I'm working on eating healthier & writing down whatever goes in my mouth. I don't feel fully motivated yet, though you'd think I would by looking at me. My stomach is gross. I hate mirrors. AND my double chin/fat face.
That being said, I am considering returning to Weight Watchers on Saturday. They normally want you to wait until 5-6 weeks pp, but I feel ready to go back, and my milk supply is not lacking. I think getting the health-focus back would only be good for me.
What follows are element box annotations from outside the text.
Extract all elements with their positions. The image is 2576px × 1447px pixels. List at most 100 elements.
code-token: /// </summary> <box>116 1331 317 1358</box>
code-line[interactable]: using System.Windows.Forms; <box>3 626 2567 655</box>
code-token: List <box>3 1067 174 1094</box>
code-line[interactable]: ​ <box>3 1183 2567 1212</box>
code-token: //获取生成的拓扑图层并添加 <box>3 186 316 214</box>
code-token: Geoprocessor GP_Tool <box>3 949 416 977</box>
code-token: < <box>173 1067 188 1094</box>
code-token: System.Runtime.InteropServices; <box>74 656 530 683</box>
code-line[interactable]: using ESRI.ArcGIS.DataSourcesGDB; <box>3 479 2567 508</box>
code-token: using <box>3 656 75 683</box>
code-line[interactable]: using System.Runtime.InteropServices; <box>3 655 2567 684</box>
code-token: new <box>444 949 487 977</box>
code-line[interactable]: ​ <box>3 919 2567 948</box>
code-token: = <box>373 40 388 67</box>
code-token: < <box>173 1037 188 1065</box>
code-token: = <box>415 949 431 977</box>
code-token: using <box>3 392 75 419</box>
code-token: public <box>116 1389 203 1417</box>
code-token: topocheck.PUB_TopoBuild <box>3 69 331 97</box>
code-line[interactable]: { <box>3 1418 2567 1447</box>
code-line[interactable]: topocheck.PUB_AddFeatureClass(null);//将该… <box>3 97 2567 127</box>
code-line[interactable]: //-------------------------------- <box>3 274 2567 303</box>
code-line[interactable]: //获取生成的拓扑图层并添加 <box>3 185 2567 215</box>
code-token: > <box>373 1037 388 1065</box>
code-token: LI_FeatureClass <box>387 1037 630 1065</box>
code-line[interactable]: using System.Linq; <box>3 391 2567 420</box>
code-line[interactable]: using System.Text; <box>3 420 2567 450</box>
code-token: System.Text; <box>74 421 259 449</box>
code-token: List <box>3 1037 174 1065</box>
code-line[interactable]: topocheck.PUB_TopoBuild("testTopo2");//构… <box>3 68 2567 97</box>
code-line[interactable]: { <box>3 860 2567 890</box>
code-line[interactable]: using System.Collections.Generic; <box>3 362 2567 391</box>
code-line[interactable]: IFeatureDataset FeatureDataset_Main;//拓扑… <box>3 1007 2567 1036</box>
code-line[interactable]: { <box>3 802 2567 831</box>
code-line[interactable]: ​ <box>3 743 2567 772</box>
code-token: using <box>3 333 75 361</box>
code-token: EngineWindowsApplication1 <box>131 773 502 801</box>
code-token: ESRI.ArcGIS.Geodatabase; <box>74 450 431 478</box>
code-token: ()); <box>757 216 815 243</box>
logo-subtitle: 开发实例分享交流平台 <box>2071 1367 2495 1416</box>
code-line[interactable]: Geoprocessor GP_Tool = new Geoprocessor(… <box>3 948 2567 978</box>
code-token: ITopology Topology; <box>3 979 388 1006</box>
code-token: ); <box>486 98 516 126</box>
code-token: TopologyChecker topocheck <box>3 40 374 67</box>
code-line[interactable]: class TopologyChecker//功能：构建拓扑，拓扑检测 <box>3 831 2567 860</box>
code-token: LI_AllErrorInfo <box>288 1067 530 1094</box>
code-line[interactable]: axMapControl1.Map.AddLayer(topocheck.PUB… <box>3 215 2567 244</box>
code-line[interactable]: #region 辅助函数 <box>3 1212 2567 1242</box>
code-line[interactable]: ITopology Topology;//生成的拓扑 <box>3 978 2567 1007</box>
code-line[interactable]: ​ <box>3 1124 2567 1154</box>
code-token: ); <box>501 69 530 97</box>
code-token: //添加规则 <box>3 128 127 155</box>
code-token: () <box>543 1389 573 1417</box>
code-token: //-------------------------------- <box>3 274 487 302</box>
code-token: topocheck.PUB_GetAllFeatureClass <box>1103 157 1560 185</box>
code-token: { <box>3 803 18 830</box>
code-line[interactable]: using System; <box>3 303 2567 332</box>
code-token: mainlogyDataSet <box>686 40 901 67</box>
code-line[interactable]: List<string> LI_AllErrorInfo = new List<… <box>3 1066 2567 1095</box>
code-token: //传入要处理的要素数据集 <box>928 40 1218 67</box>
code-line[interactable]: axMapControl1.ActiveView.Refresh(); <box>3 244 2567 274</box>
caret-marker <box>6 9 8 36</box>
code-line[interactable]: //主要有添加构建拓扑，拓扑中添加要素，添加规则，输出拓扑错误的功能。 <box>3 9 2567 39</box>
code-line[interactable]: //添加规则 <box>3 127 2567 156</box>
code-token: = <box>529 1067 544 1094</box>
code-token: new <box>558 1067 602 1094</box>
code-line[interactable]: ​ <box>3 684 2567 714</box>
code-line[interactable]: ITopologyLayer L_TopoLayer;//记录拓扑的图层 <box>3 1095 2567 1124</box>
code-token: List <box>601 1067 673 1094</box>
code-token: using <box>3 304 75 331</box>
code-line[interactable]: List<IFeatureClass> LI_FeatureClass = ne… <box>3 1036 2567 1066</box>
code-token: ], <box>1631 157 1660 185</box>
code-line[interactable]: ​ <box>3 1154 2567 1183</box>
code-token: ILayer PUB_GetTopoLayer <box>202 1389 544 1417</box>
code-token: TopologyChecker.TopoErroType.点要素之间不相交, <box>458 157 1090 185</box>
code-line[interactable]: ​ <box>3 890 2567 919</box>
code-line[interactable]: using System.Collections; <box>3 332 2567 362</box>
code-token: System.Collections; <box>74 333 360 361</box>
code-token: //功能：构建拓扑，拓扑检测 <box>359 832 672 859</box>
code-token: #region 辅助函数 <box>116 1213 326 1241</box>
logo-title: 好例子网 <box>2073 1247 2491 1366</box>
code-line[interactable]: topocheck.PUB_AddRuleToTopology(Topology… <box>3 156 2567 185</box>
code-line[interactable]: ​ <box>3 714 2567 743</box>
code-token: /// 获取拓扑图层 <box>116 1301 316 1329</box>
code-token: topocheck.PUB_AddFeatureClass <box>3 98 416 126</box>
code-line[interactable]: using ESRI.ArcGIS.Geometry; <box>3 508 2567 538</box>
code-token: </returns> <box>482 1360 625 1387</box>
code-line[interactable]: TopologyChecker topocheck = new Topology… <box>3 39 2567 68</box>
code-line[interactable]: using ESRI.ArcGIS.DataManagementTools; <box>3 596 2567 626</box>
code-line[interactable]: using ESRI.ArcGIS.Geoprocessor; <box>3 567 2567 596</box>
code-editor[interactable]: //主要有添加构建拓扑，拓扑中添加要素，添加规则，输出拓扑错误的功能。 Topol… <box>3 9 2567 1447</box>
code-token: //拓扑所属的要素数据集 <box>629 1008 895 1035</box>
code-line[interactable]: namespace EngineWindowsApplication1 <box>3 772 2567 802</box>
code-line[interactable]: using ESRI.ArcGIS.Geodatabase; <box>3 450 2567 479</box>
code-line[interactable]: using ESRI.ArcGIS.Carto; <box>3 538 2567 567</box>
Still no real exercising for me. I'm really trying to listen to my body's cues, but it's so very frustrating. I WANT to be out there power-walking. I WANT to be doing the Shred and Last Chance Workout. I miss using the weights and pushing it to the limit. But...my body just isn't ready yet. I'm frustrated and feeling impatient with that.
Husband:
Does anyone else feel this way...that when you have a newborn in the house, you almost become roommate-status with your spouse? Time just blurs and goes by with so many demands those first few weeks. I find it hard, and I miss Pat. He's here, of course, but the nature of our time together isn't relaxed yet. We're still learning the "new normal" and it takes some time. And for that, I do feel slightly vulnerable & that I miss him.
GOD:
I can't believe Lent starts this week! I don't think I'm ready, but ready or not, here it comes. We did go to Mass as a family this weekend. Pretty good considering we didn't take either boy to Mass at that age (2 weeks old). The rest will come...I suppose right now I can offer up the sleepless times for those who need the prayers!
I'm catching up. Learning who I am as a mom of 3 boys now.
I hope I'm doing a decent job, and not to look like a wreck to the world.
With God's help my efforts will increase, and I will stay on top of all that needs to get done.